How To Make Bar Soap - 5 Tips

Learning how to make bar soap is not so hard except for all the confusing instructions out there. This article is not a step by step detailed study, but is more of an overview with some tips that may prove useful.

Bar soap is a combination of three basic ingredients. You add a certain amount of lye to a certain amount of water and then add that solution to a certain amount of fats or oils. That gets at the basics. Soap is the product of a mixture of lye and water with oils or fats. It's just that simple.

But the amounts are very critical. That is so because it takes a certain amount of lye to turn a certain amount of oil or fat to soap. You have to get the amounts just right or you get bad results. If you have too much lye you end up with caustic lye floating around in the soap. It will burn the user. If you have too much oil, you get some version of an oily mess and not really very good soap. So the measurements are critical.

By the way, the lye used to make bar soap is sodium hydroxide. Other kinds of lye are used to make liquid soap. Lye has a well-deserved reputation for being nasty stuff. It will burn skin and do all kinds of bad things. It should be handle with extreme caution. It should not be used around children.

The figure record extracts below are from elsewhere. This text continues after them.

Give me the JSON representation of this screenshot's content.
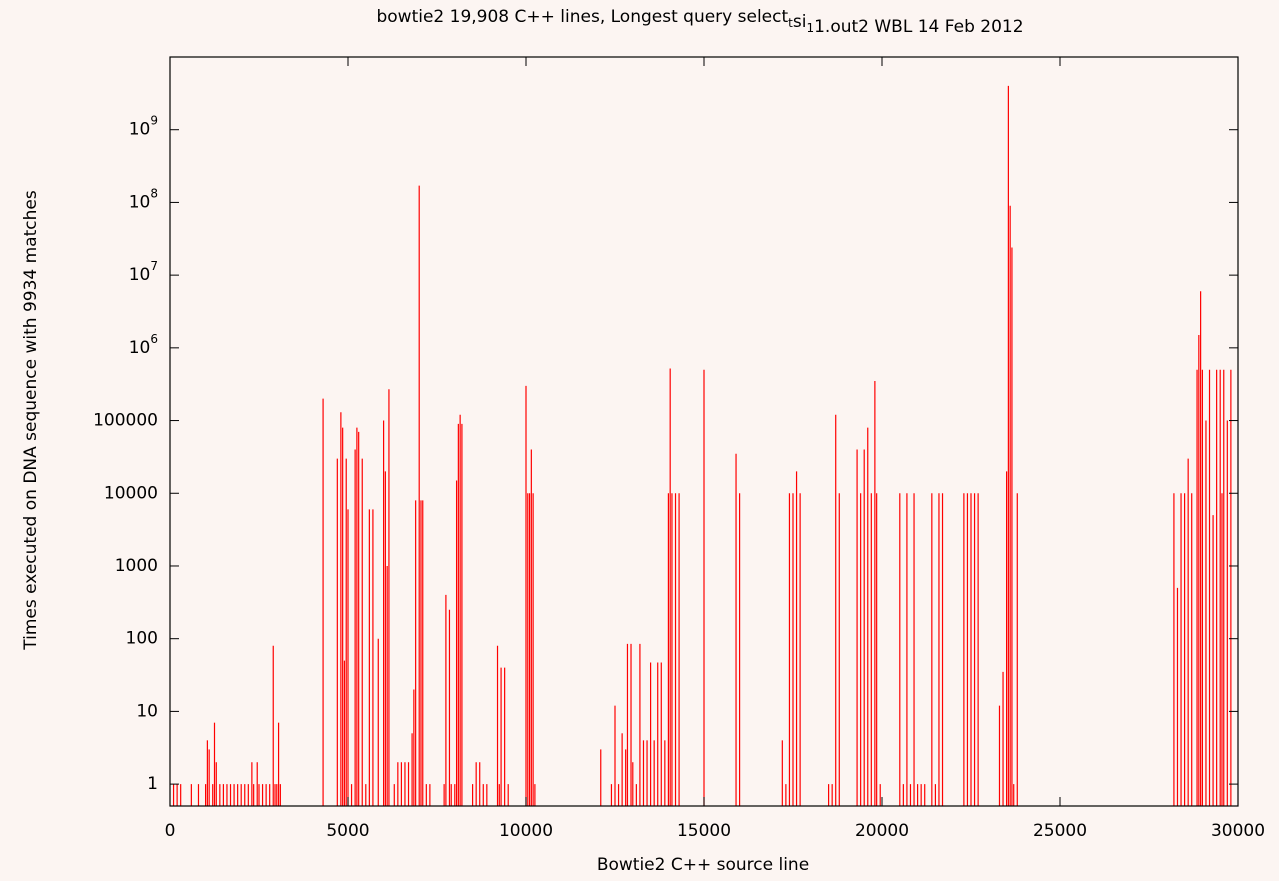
{
  "chart_data": {
    "type": "impulse",
    "title": "bowtie2 19,908 C++ lines, Longest query select_tsi_11.out2 WBL 14 Feb 2012",
    "x_label": "Bowtie2 C++ source line",
    "y_label": "Times executed on DNA sequence with 9934 matches",
    "color": "#ff0000",
    "log_y": true,
    "xlim": [
      0,
      30000
    ],
    "ylim": [
      0.5,
      10000000000
    ],
    "xticks": [
      0,
      5000,
      10000,
      15000,
      20000,
      25000,
      30000
    ],
    "yticks": [
      1,
      10,
      100,
      1000,
      10000,
      100000,
      {
        "value": 1000000,
        "label": "10^6"
      },
      {
        "value": 10000000,
        "label": "10^7"
      },
      {
        "value": 100000000,
        "label": "10^8"
      },
      {
        "value": 1000000000,
        "label": "10^9"
      }
    ],
    "x": [
      100,
      200,
      300,
      600,
      800,
      1000,
      1050,
      1100,
      1200,
      1250,
      1300,
      1400,
      1500,
      1600,
      1700,
      1800,
      1900,
      2000,
      2100,
      2200,
      2300,
      2350,
      2450,
      2500,
      2600,
      2700,
      2800,
      2900,
      2950,
      3000,
      3050,
      3100,
      4300,
      4700,
      4800,
      4850,
      4900,
      4950,
      5000,
      5100,
      5200,
      5250,
      5300,
      5400,
      5500,
      5600,
      5700,
      5850,
      6000,
      6050,
      6100,
      6150,
      6300,
      6400,
      6500,
      6600,
      6700,
      6800,
      6850,
      6900,
      7000,
      7050,
      7100,
      7200,
      7300,
      7700,
      7750,
      7850,
      7900,
      8000,
      8050,
      8100,
      8150,
      8200,
      8500,
      8600,
      8700,
      8800,
      8900,
      9200,
      9250,
      9300,
      9400,
      9500,
      10000,
      10050,
      10100,
      10150,
      10200,
      10250,
      12100,
      12400,
      12500,
      12600,
      12700,
      12800,
      12850,
      12950,
      13000,
      13100,
      13200,
      13300,
      13400,
      13500,
      13600,
      13700,
      13800,
      13900,
      14000,
      14050,
      14100,
      14200,
      14300,
      15000,
      15900,
      16000,
      17200,
      17300,
      17400,
      17500,
      17600,
      17700,
      18500,
      18600,
      18700,
      18800,
      19300,
      19400,
      19500,
      19600,
      19700,
      19800,
      19850,
      19950,
      20500,
      20600,
      20700,
      20800,
      20900,
      21000,
      21100,
      21200,
      21400,
      21500,
      21600,
      21700,
      22300,
      22400,
      22500,
      22600,
      22700,
      23300,
      23400,
      23500,
      23550,
      23600,
      23650,
      23700,
      23800,
      28200,
      28300,
      28400,
      28500,
      28600,
      28700,
      28850,
      28900,
      28950,
      29000,
      29100,
      29200,
      29300,
      29400,
      29500,
      29550,
      29600,
      29700,
      29800
    ],
    "values": [
      1,
      1,
      1,
      1,
      1,
      1,
      4,
      3,
      1,
      7,
      2,
      1,
      1,
      1,
      1,
      1,
      1,
      1,
      1,
      1,
      2,
      1,
      2,
      1,
      1,
      1,
      1,
      80,
      1,
      1,
      7,
      1,
      200000,
      30000,
      130000,
      80000,
      50,
      30000,
      6000,
      1,
      40000,
      80000,
      70000,
      30000,
      1,
      6000,
      6000,
      100,
      100000,
      20000,
      1000,
      270000,
      1,
      2,
      2,
      2,
      2,
      5,
      20,
      8000,
      170000000,
      8000,
      8000,
      1,
      1,
      1,
      400,
      250,
      1,
      1,
      15000,
      90000,
      120000,
      90000,
      1,
      2,
      2,
      1,
      1,
      80,
      1,
      40,
      40,
      1,
      300000,
      10000,
      10000,
      40000,
      10000,
      1,
      3,
      1,
      12,
      1,
      5,
      3,
      85,
      85,
      2,
      1,
      85,
      4,
      4,
      47,
      4,
      47,
      47,
      4,
      10000,
      520000,
      10000,
      10000,
      10000,
      500000,
      35000,
      10000,
      4,
      1,
      10000,
      10000,
      20000,
      10000,
      1,
      1,
      120000,
      10000,
      40000,
      10000,
      40000,
      80000,
      10000,
      350000,
      10000,
      1,
      10000,
      1,
      10000,
      1,
      10000,
      1,
      1,
      1,
      10000,
      1,
      10000,
      10000,
      10000,
      10000,
      10000,
      10000,
      10000,
      12,
      35,
      20000,
      4000000000,
      90000000,
      24000000,
      1,
      10000,
      10000,
      500,
      10000,
      10000,
      30000,
      10000,
      500000,
      1500000,
      6000000,
      500000,
      100000,
      500000,
      5000,
      500000,
      500000,
      10000,
      500000,
      100000,
      500000
    ]
  }
}
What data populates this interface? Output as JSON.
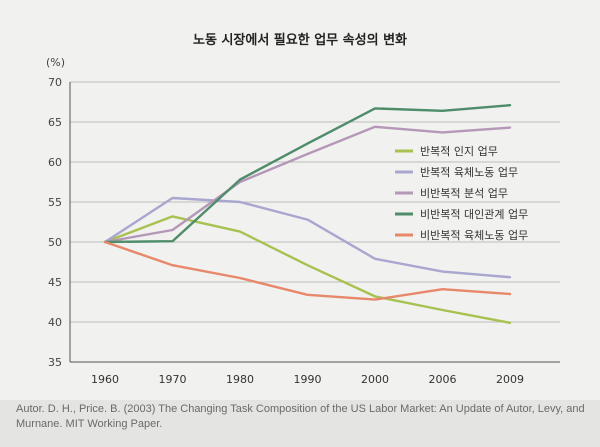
{
  "chart_data": {
    "type": "line",
    "title": "노동 시장에서 필요한 업무 속성의 변화",
    "ylabel": "(%)",
    "xlabel": "",
    "x": [
      "1960",
      "1970",
      "1980",
      "1990",
      "2000",
      "2006",
      "2009"
    ],
    "ylim": [
      35,
      70
    ],
    "yticks": [
      35,
      40,
      45,
      50,
      55,
      60,
      65,
      70
    ],
    "grid": true,
    "legend_position": "right",
    "series": [
      {
        "name": "반복적 인지 업무",
        "color": "#a7c250",
        "values": [
          50,
          53.2,
          51.3,
          47.1,
          43.2,
          41.5,
          39.9
        ]
      },
      {
        "name": "반복적 육체노동 업무",
        "color": "#a9a6cf",
        "values": [
          50,
          55.5,
          55.0,
          52.8,
          47.9,
          46.3,
          45.6
        ]
      },
      {
        "name": "비반복적 분석 업무",
        "color": "#b597b8",
        "values": [
          50,
          51.5,
          57.5,
          61.0,
          64.4,
          63.7,
          64.3
        ]
      },
      {
        "name": "비반복적 대인관계 업무",
        "color": "#4e8c6a",
        "values": [
          50,
          50.1,
          57.8,
          62.3,
          66.7,
          66.4,
          67.1
        ]
      },
      {
        "name": "비반복적 육체노동 업무",
        "color": "#e8886a",
        "values": [
          50,
          47.1,
          45.5,
          43.4,
          42.8,
          44.1,
          43.5
        ]
      }
    ]
  },
  "caption": "Autor. D. H., Price. B. (2003) The Changing Task Composition of the US Labor Market: An Update of Autor, Levy, and Murnane. MIT Working Paper."
}
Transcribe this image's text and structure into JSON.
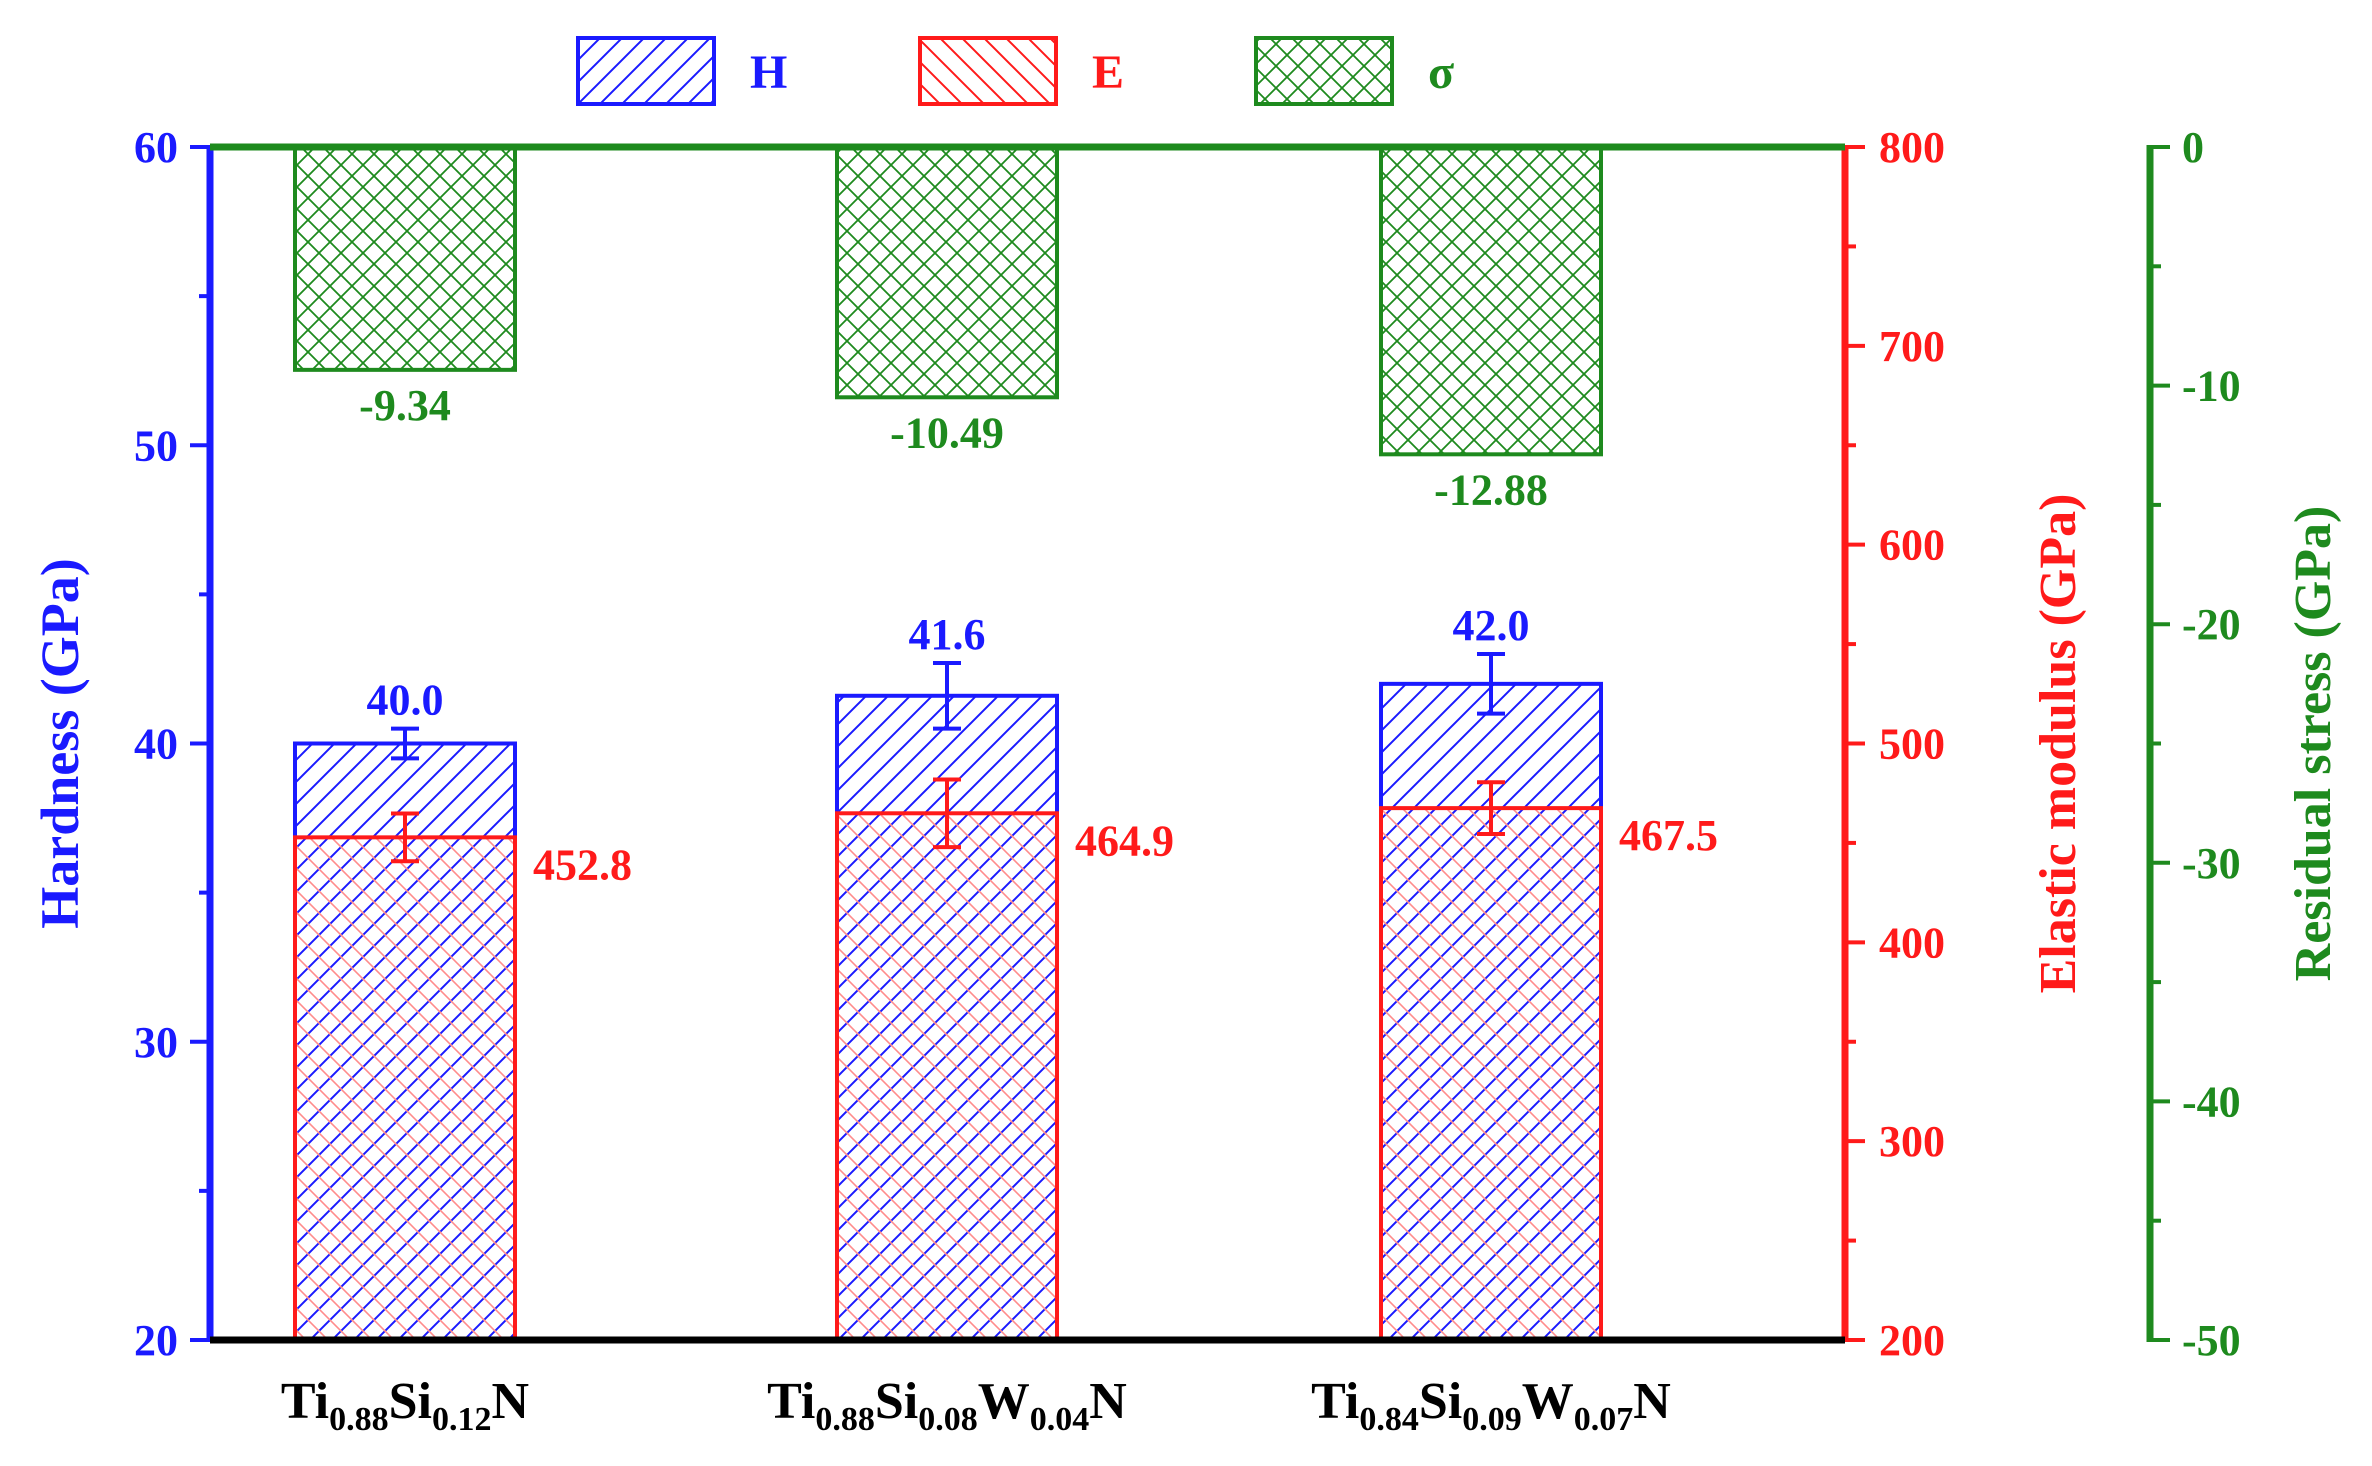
{
  "chart_data": {
    "type": "bar",
    "categories": [
      {
        "label": "Ti0.88Si0.12N",
        "parts": [
          [
            "Ti",
            ""
          ],
          [
            "0.88",
            "sub"
          ],
          [
            "Si",
            ""
          ],
          [
            "0.12",
            "sub"
          ],
          [
            "N",
            ""
          ]
        ]
      },
      {
        "label": "Ti0.88Si0.08W0.04N",
        "parts": [
          [
            "Ti",
            ""
          ],
          [
            "0.88",
            "sub"
          ],
          [
            "Si",
            ""
          ],
          [
            "0.08",
            "sub"
          ],
          [
            "W",
            ""
          ],
          [
            "0.04",
            "sub"
          ],
          [
            "N",
            ""
          ]
        ]
      },
      {
        "label": "Ti0.84Si0.09W0.07N",
        "parts": [
          [
            "Ti",
            ""
          ],
          [
            "0.84",
            "sub"
          ],
          [
            "Si",
            ""
          ],
          [
            "0.09",
            "sub"
          ],
          [
            "W",
            ""
          ],
          [
            "0.07",
            "sub"
          ],
          [
            "N",
            ""
          ]
        ]
      }
    ],
    "series": [
      {
        "name": "H",
        "axis": "hardness",
        "color": "#1a1aff",
        "values": [
          40.0,
          41.6,
          42.0
        ],
        "errors": [
          0.5,
          1.1,
          1.0
        ],
        "labels": [
          "40.0",
          "41.6",
          "42.0"
        ]
      },
      {
        "name": "E",
        "axis": "elastic",
        "color": "#ff1a1a",
        "values": [
          452.8,
          464.9,
          467.5
        ],
        "errors": [
          12,
          17,
          13
        ],
        "labels": [
          "452.8",
          "464.9",
          "467.5"
        ]
      },
      {
        "name": "σ",
        "axis": "stress",
        "color": "#1e8a1e",
        "values": [
          -9.34,
          -10.49,
          -12.88
        ],
        "labels": [
          "-9.34",
          "-10.49",
          "-12.88"
        ]
      }
    ],
    "axes": {
      "hardness": {
        "label": "Hardness (GPa)",
        "min": 20,
        "max": 60,
        "ticks": [
          "20",
          "30",
          "40",
          "50",
          "60"
        ],
        "color": "#1a1aff"
      },
      "elastic": {
        "label": "Elastic modulus (GPa)",
        "min": 200,
        "max": 800,
        "ticks": [
          "200",
          "300",
          "400",
          "500",
          "600",
          "700",
          "800"
        ],
        "color": "#ff1a1a"
      },
      "stress": {
        "label": "Residual stress (GPa)",
        "min": -50,
        "max": 0,
        "ticks": [
          "-50",
          "-40",
          "-30",
          "-20",
          "-10",
          "0"
        ],
        "color": "#1e8a1e"
      }
    },
    "legend": [
      "H",
      "E",
      "σ"
    ],
    "legend_position": "top"
  }
}
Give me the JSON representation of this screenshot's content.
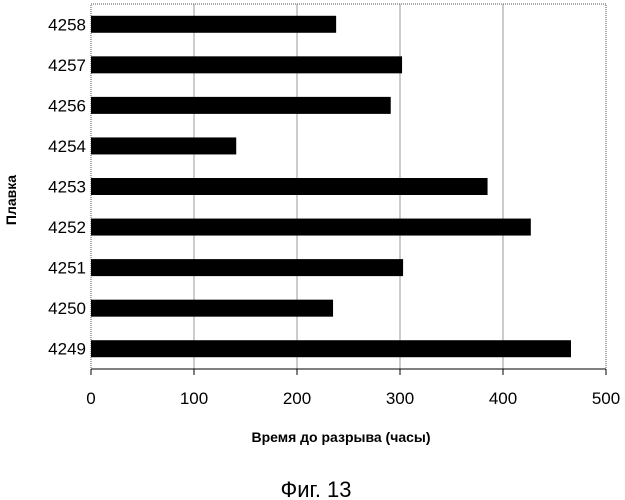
{
  "chart_data": {
    "type": "bar",
    "orientation": "horizontal",
    "categories": [
      "4258",
      "4257",
      "4256",
      "4254",
      "4253",
      "4252",
      "4251",
      "4250",
      "4249"
    ],
    "values": [
      238,
      302,
      291,
      141,
      385,
      427,
      303,
      235,
      466
    ],
    "xlabel": "Время до разрыва (часы)",
    "ylabel": "Плавка",
    "xlim": [
      0,
      500
    ],
    "xticks": [
      "0",
      "100",
      "200",
      "300",
      "400",
      "500"
    ],
    "grid": "vertical",
    "bar_color": "#000000"
  },
  "caption": "Фиг. 13"
}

But with safety glasses firmly in place it really is not much to be feared by adults.

Soap

Once we have established the main ingredients of soap and the importance of proper measuring you must know that the oils or fats used to make soap are response to some degree for what kind of soap you get. As an extreme example, if one used large amounts of castor oil in soap you get a really fluffy lather but you also get a bar that dries to be a little bit on the soft side. It's actually a shampoo bar. So using different oils gives the soapmaker different finished results. Choosing the right oils in the right proportion is critical to making great soap.

For one final tip, consider this. Just about everybody likes to smell of handmade soap. You can choose to just use natural oils for scent and get some really nice aromas in your soap. In addition, by using essential oils for scents you also might get some aromatherapy benefits to the soap as well. That's really worth looking into, using all natural oils for scenting your soap.

Learning how to make bar soap takes just a little study and a little practice... if you can get some good directions and maybe an easy soap recipe.